Ik vind het noodzakelijk dat palliatieve zorg in elke regio goed geregeld is. Met
behulp van het Nationaal Programma Palliatieve Zorg II (NPPZ II) – waarover ik u onlangs
een uitgebreide brief3 – stuurde wordt hieraan gewerkt.
In dit programma wordt gewerkt aan transformaties in de regio door het Kwaliteitskader
palliatieve zorg te implementeren. Hiervoor is de Strategische agenda Transformatie
palliatieve zorg opgesteld4. Deze transformatie betekent dat partijen (ziekenhuizen, hospices, huisartsen, wijkverpleging,
zorgverzekeraars, etc.) per regio afspraken maken over hoe ze gaan zorgen dat zorgverleners
tijdig de palliatieve fase markeren, dat zorgverleners tijdig en regelmatig gesprekken
voeren met patiënten over hun wensen en grenzen in de palliatieve fase, dat zorgverleners
met elkaar gaan samenwerken, over de «muren» heen en dat zij zorgen dat bij complexe
palliatieve zorg voldoende specialisten palliatieve zorg beschikbaar zijn. Het NPPZ
II adviseert (de partijen in de) regio’s over de transformatie en ondersteunt hen
met informatie en instrumenten.
Terminale zorg en stervensbegeleiding zijn ook een belangrijk onderdeel van palliatieve
zorg. Mensen moeten op deze zorg kunnen rekenen en het moet passen bij hun situatie.

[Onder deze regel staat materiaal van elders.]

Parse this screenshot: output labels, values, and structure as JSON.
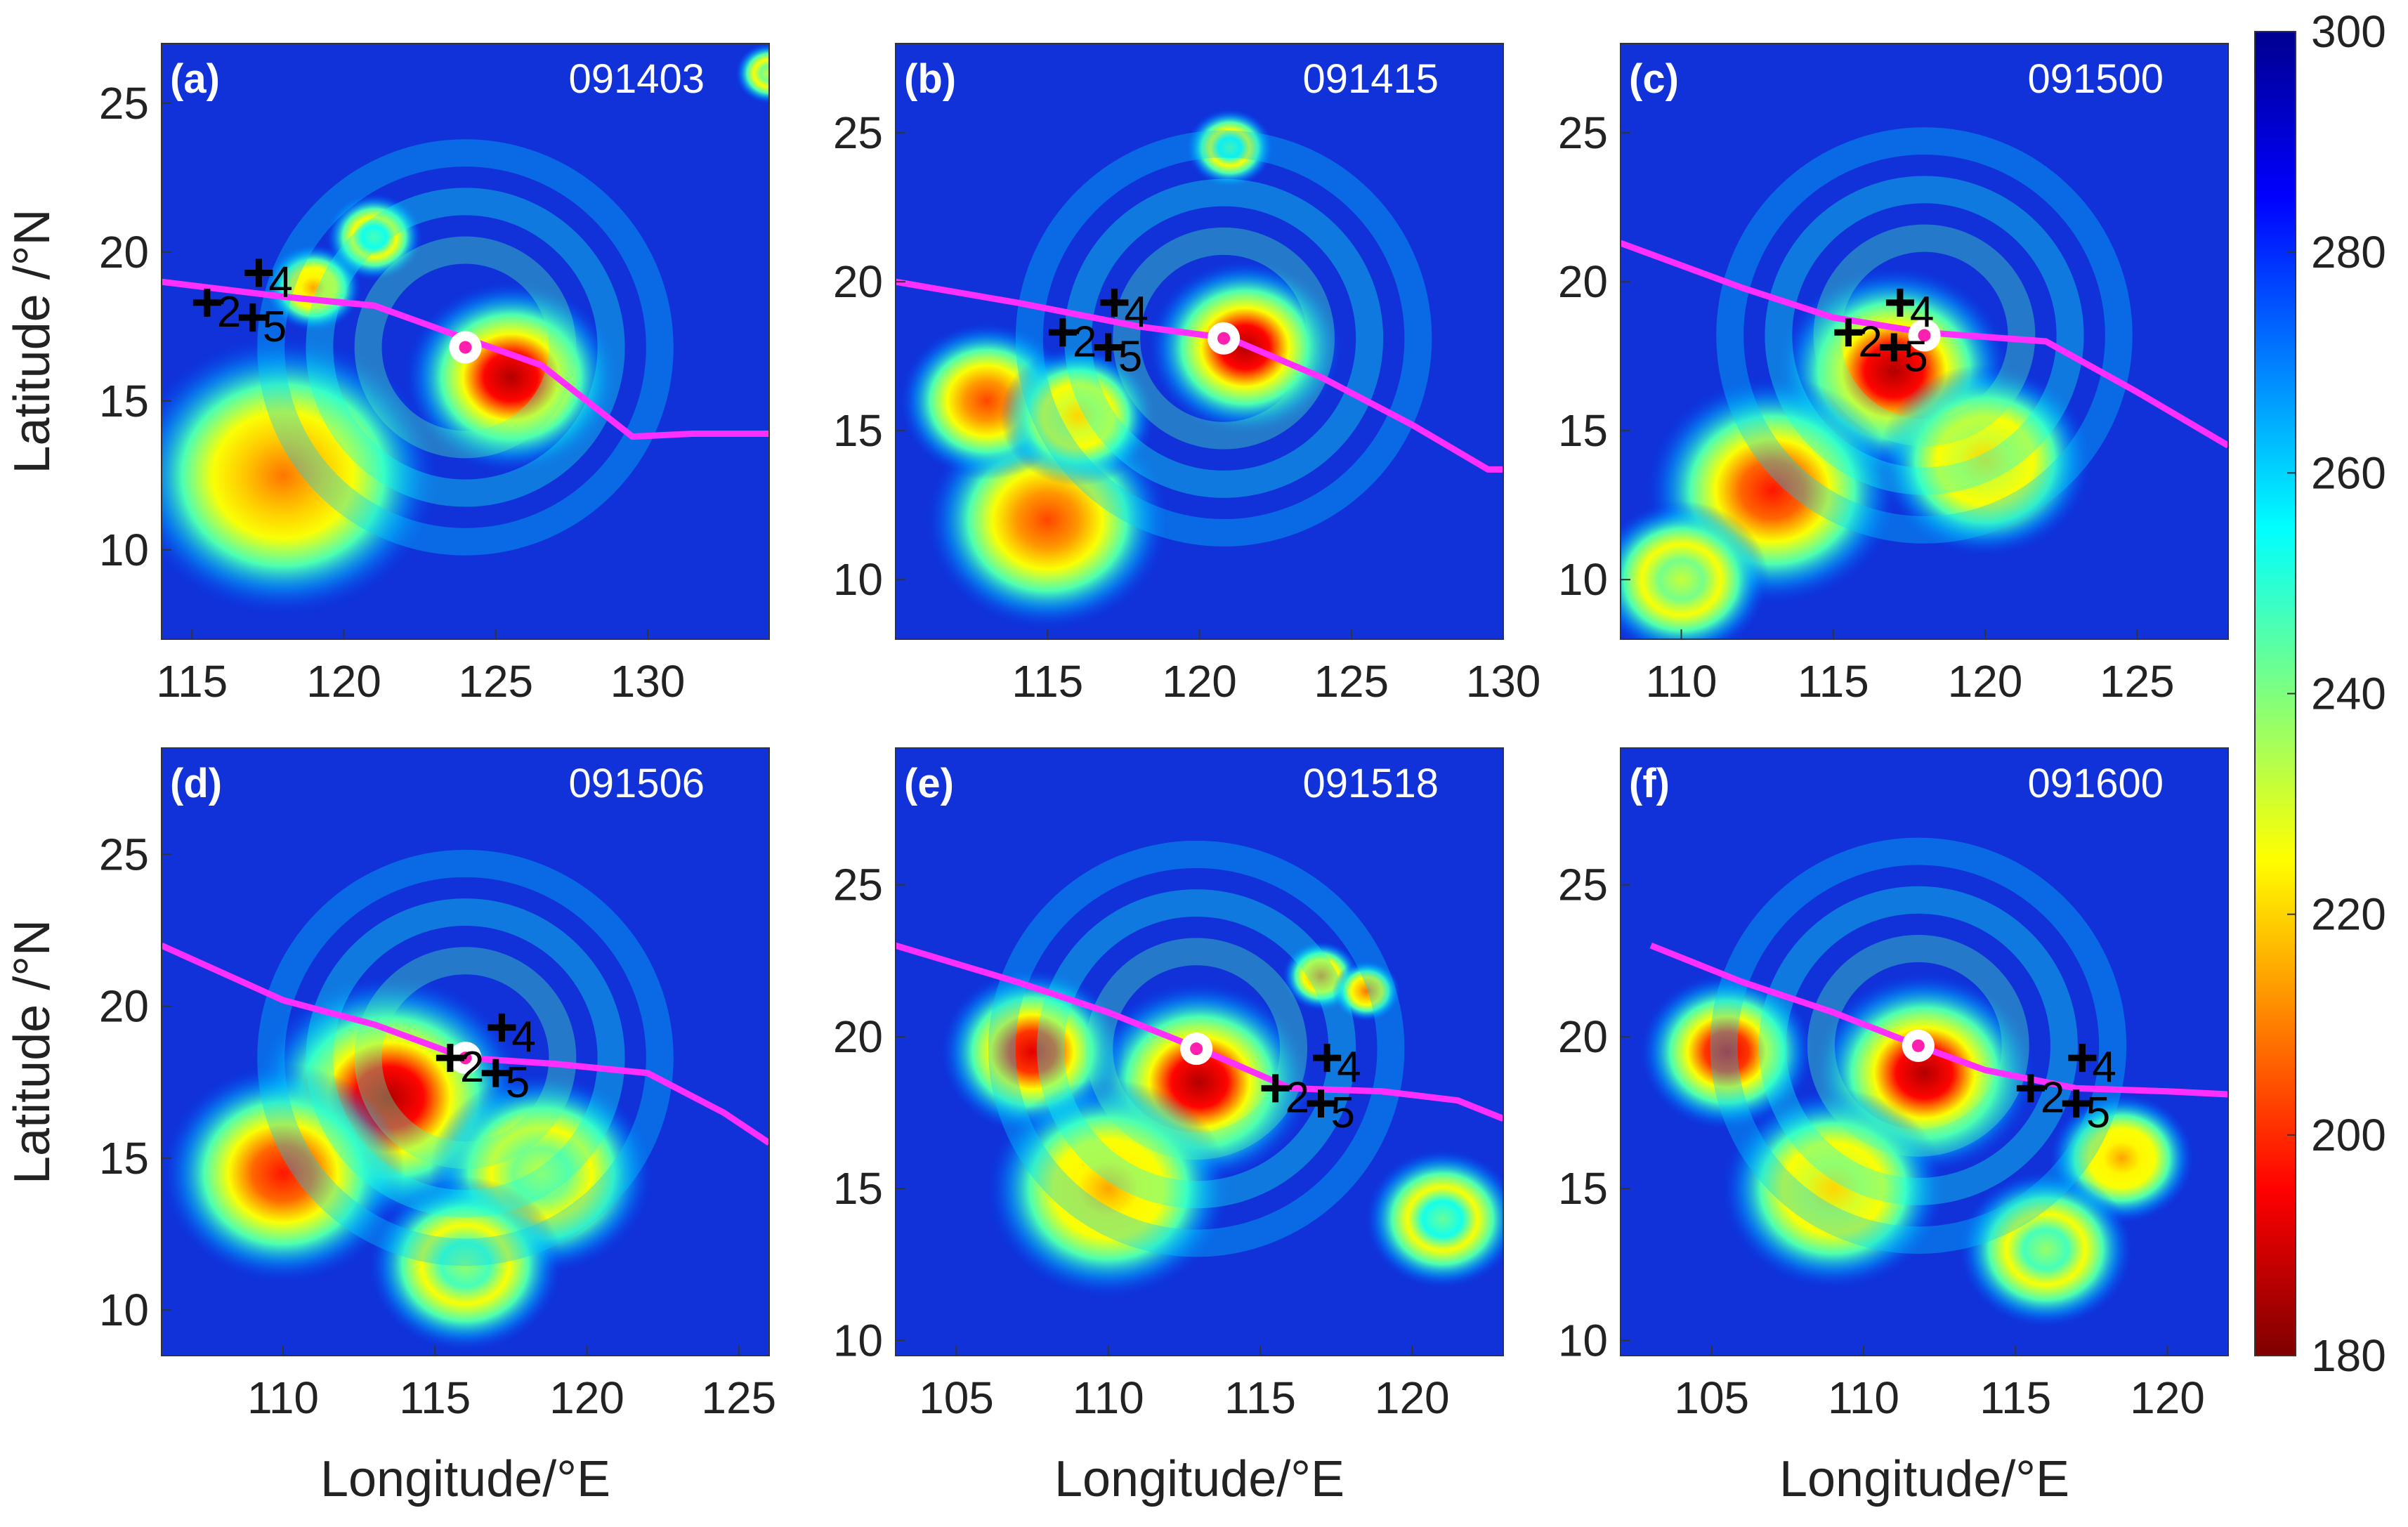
{
  "chart_data": [
    {
      "type": "heatmap",
      "panel_label": "(a)",
      "time_label": "091403",
      "xlabel": "",
      "ylabel": "Latitude /°N",
      "xlim": [
        114,
        134
      ],
      "ylim": [
        7,
        27
      ],
      "xticks": [
        115,
        120,
        125,
        130
      ],
      "yticks": [
        10,
        15,
        20,
        25
      ],
      "track": {
        "name": "",
        "x": [
          114,
          118,
          121,
          124,
          126.5,
          129.5,
          131.5,
          134
        ],
        "y": [
          19,
          18.5,
          18.2,
          17.1,
          16.2,
          13.8,
          13.9,
          13.9
        ]
      },
      "center": {
        "x": 124,
        "y": 16.8
      },
      "stations": [
        {
          "label": "2",
          "x": 115.5,
          "y": 18.3
        },
        {
          "label": "4",
          "x": 117.2,
          "y": 19.3
        },
        {
          "label": "5",
          "x": 117.0,
          "y": 17.8
        }
      ],
      "cold_cores": [
        {
          "x": 125.5,
          "y": 15.8,
          "intensity": 1.0,
          "spread": 2.2
        },
        {
          "x": 118,
          "y": 12.5,
          "intensity": 0.8,
          "spread": 3.2
        },
        {
          "x": 119,
          "y": 18.8,
          "intensity": 0.75,
          "spread": 1.0
        },
        {
          "x": 121,
          "y": 20.5,
          "intensity": 0.5,
          "spread": 1.0
        },
        {
          "x": 134,
          "y": 26,
          "intensity": 0.6,
          "spread": 0.7
        }
      ]
    },
    {
      "type": "heatmap",
      "panel_label": "(b)",
      "time_label": "091415",
      "xlabel": "",
      "ylabel": "",
      "xlim": [
        110,
        130
      ],
      "ylim": [
        8,
        28
      ],
      "xticks": [
        115,
        120,
        125,
        130
      ],
      "yticks": [
        10,
        15,
        20,
        25
      ],
      "track": {
        "name": "",
        "x": [
          110,
          114,
          118,
          121,
          124,
          127,
          129.5,
          130
        ],
        "y": [
          20,
          19.3,
          18.5,
          18.1,
          16.8,
          15.2,
          13.7,
          13.7
        ]
      },
      "center": {
        "x": 120.8,
        "y": 18.1
      },
      "stations": [
        {
          "label": "2",
          "x": 115.5,
          "y": 18.3
        },
        {
          "label": "4",
          "x": 117.2,
          "y": 19.3
        },
        {
          "label": "5",
          "x": 117.0,
          "y": 17.8
        }
      ],
      "cold_cores": [
        {
          "x": 121.5,
          "y": 17.8,
          "intensity": 1.0,
          "spread": 2.0
        },
        {
          "x": 115,
          "y": 12,
          "intensity": 0.85,
          "spread": 2.5
        },
        {
          "x": 113,
          "y": 16,
          "intensity": 0.85,
          "spread": 1.8
        },
        {
          "x": 116,
          "y": 15.5,
          "intensity": 0.7,
          "spread": 1.6
        },
        {
          "x": 121,
          "y": 24.5,
          "intensity": 0.5,
          "spread": 0.9
        }
      ]
    },
    {
      "type": "heatmap",
      "panel_label": "(c)",
      "time_label": "091500",
      "xlabel": "",
      "ylabel": "",
      "xlim": [
        108,
        128
      ],
      "ylim": [
        8,
        28
      ],
      "xticks": [
        110,
        115,
        120,
        125
      ],
      "yticks": [
        10,
        15,
        20,
        25
      ],
      "track": {
        "name": "",
        "x": [
          108,
          112,
          115,
          118,
          122,
          125,
          128
        ],
        "y": [
          21.3,
          19.8,
          18.8,
          18.3,
          18.0,
          16.3,
          14.5
        ]
      },
      "center": {
        "x": 118.0,
        "y": 18.2
      },
      "stations": [
        {
          "label": "2",
          "x": 115.5,
          "y": 18.3
        },
        {
          "label": "4",
          "x": 117.2,
          "y": 19.3
        },
        {
          "label": "5",
          "x": 117.0,
          "y": 17.8
        }
      ],
      "cold_cores": [
        {
          "x": 117,
          "y": 17,
          "intensity": 1.0,
          "spread": 2.4
        },
        {
          "x": 113,
          "y": 13,
          "intensity": 0.9,
          "spread": 2.6
        },
        {
          "x": 120,
          "y": 14,
          "intensity": 0.7,
          "spread": 2.2
        },
        {
          "x": 110,
          "y": 10,
          "intensity": 0.6,
          "spread": 1.8
        }
      ]
    },
    {
      "type": "heatmap",
      "panel_label": "(d)",
      "time_label": "091506",
      "xlabel": "Longitude/°E",
      "ylabel": "Latitude /°N",
      "xlim": [
        106,
        126
      ],
      "ylim": [
        8.5,
        28.5
      ],
      "xticks": [
        110,
        115,
        120,
        125
      ],
      "yticks": [
        10,
        15,
        20,
        25
      ],
      "track": {
        "name": "",
        "x": [
          106,
          110,
          113,
          116,
          119,
          122,
          124.5,
          126
        ],
        "y": [
          22,
          20.2,
          19.4,
          18.3,
          18.1,
          17.8,
          16.5,
          15.5
        ]
      },
      "center": {
        "x": 116.0,
        "y": 18.3
      },
      "stations": [
        {
          "label": "2",
          "x": 115.5,
          "y": 18.3
        },
        {
          "label": "4",
          "x": 117.2,
          "y": 19.3
        },
        {
          "label": "5",
          "x": 117.0,
          "y": 17.8
        }
      ],
      "cold_cores": [
        {
          "x": 113.5,
          "y": 17,
          "intensity": 1.0,
          "spread": 2.8
        },
        {
          "x": 110,
          "y": 14.5,
          "intensity": 0.9,
          "spread": 2.5
        },
        {
          "x": 118.5,
          "y": 14.5,
          "intensity": 0.6,
          "spread": 2.3
        },
        {
          "x": 116,
          "y": 11.5,
          "intensity": 0.55,
          "spread": 2.0
        }
      ]
    },
    {
      "type": "heatmap",
      "panel_label": "(e)",
      "time_label": "091518",
      "xlabel": "Longitude/°E",
      "ylabel": "",
      "xlim": [
        103,
        123
      ],
      "ylim": [
        9.5,
        29.5
      ],
      "xticks": [
        105,
        110,
        115,
        120
      ],
      "yticks": [
        10,
        15,
        20,
        25
      ],
      "track": {
        "name": "",
        "x": [
          103,
          107,
          110,
          113,
          116,
          119,
          121.5,
          123
        ],
        "y": [
          23,
          21.8,
          20.8,
          19.6,
          18.3,
          18.2,
          17.9,
          17.3
        ]
      },
      "center": {
        "x": 112.9,
        "y": 19.6
      },
      "stations": [
        {
          "label": "2",
          "x": 115.5,
          "y": 18.3
        },
        {
          "label": "4",
          "x": 117.2,
          "y": 19.3
        },
        {
          "label": "5",
          "x": 117.0,
          "y": 17.8
        }
      ],
      "cold_cores": [
        {
          "x": 113,
          "y": 18.5,
          "intensity": 1.0,
          "spread": 2.3
        },
        {
          "x": 107.5,
          "y": 19.5,
          "intensity": 0.95,
          "spread": 1.9
        },
        {
          "x": 117,
          "y": 22,
          "intensity": 0.8,
          "spread": 0.8
        },
        {
          "x": 110,
          "y": 15,
          "intensity": 0.75,
          "spread": 2.5
        },
        {
          "x": 118.5,
          "y": 21.5,
          "intensity": 0.8,
          "spread": 0.7
        },
        {
          "x": 121,
          "y": 14,
          "intensity": 0.5,
          "spread": 1.6
        }
      ]
    },
    {
      "type": "heatmap",
      "panel_label": "(f)",
      "time_label": "091600",
      "xlabel": "Longitude/°E",
      "ylabel": "",
      "xlim": [
        102,
        122
      ],
      "ylim": [
        9.5,
        29.5
      ],
      "xticks": [
        105,
        110,
        115,
        120
      ],
      "yticks": [
        10,
        15,
        20,
        25
      ],
      "track": {
        "name": "",
        "x": [
          103,
          106,
          109,
          111.8,
          114,
          117,
          120,
          122
        ],
        "y": [
          23,
          21.8,
          20.8,
          19.7,
          18.9,
          18.3,
          18.2,
          18.1
        ]
      },
      "center": {
        "x": 111.8,
        "y": 19.7
      },
      "stations": [
        {
          "label": "2",
          "x": 115.5,
          "y": 18.3
        },
        {
          "label": "4",
          "x": 117.2,
          "y": 19.3
        },
        {
          "label": "5",
          "x": 117.0,
          "y": 17.8
        }
      ],
      "cold_cores": [
        {
          "x": 112,
          "y": 18.8,
          "intensity": 1.0,
          "spread": 2.3
        },
        {
          "x": 105.5,
          "y": 19.5,
          "intensity": 0.95,
          "spread": 1.8
        },
        {
          "x": 109,
          "y": 15,
          "intensity": 0.7,
          "spread": 2.3
        },
        {
          "x": 118.5,
          "y": 16,
          "intensity": 0.75,
          "spread": 1.5
        },
        {
          "x": 116,
          "y": 13,
          "intensity": 0.55,
          "spread": 1.8
        }
      ]
    }
  ],
  "colorbar": {
    "min": 180,
    "max": 300,
    "ticks": [
      180,
      200,
      220,
      240,
      260,
      280,
      300
    ],
    "colormap": "jet",
    "colormap_stops": [
      "#7f0000",
      "#ff0000",
      "#ff7f00",
      "#ffff00",
      "#7fff7f",
      "#00ffff",
      "#007fff",
      "#0000ff",
      "#00008f"
    ]
  },
  "colors": {
    "track": "#ff30ff",
    "center_ring": "#ffffff",
    "center_dot": "#ff20b0",
    "station_marker": "#000000",
    "label_text": "#ffffff",
    "coastline": "#a0a0a0",
    "cold_ocean": "#1032d8",
    "background": "#ffffff"
  }
}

Het regelen en vergoeden van stervenszorg gaat in heel veel gevallen goed. Tegelijkertijd
weten we ook dat het niet altijd goed gaat. Dit betreur ik en kan absoluut niet. Er
kunnen diverse partijen betrokken zijn in de terminale fase van een stervende. Dat
kan het lastig maken om tijdig stervenszorg te regelen. Als er tijdig over de wensen
en mogelijkheden gesproken wordt met de (terminale) palliatieve cliënt (proactieve
zorgplanning) wordt men minder overvallen door de zorg die nodig is en is er meer
gelegenheid om intensieve zorg te regelen. Hieraan wordt gewerkt binnen het NPPZ II.
Om stervenszorg goed te regelen kan ook de afdeling zorgbemiddeling van de verschillende
zorgverzekeraars een belangrijke rol spelen. Iedere zorgverzekeraar heeft een afdeling
zorgbemiddeling, die altijd in overleg met een patiënt of familielid op zoek kan gaan
naar een beschikbare zorgverlener. Over de vergoeding van stervenszorg worden goede
(contractuele) afspraken gemaakt tussen zorgverzekeraars en aanbieders, die in onderlinge
afstemming kunnen worden aangepast als dat nodig blijkt.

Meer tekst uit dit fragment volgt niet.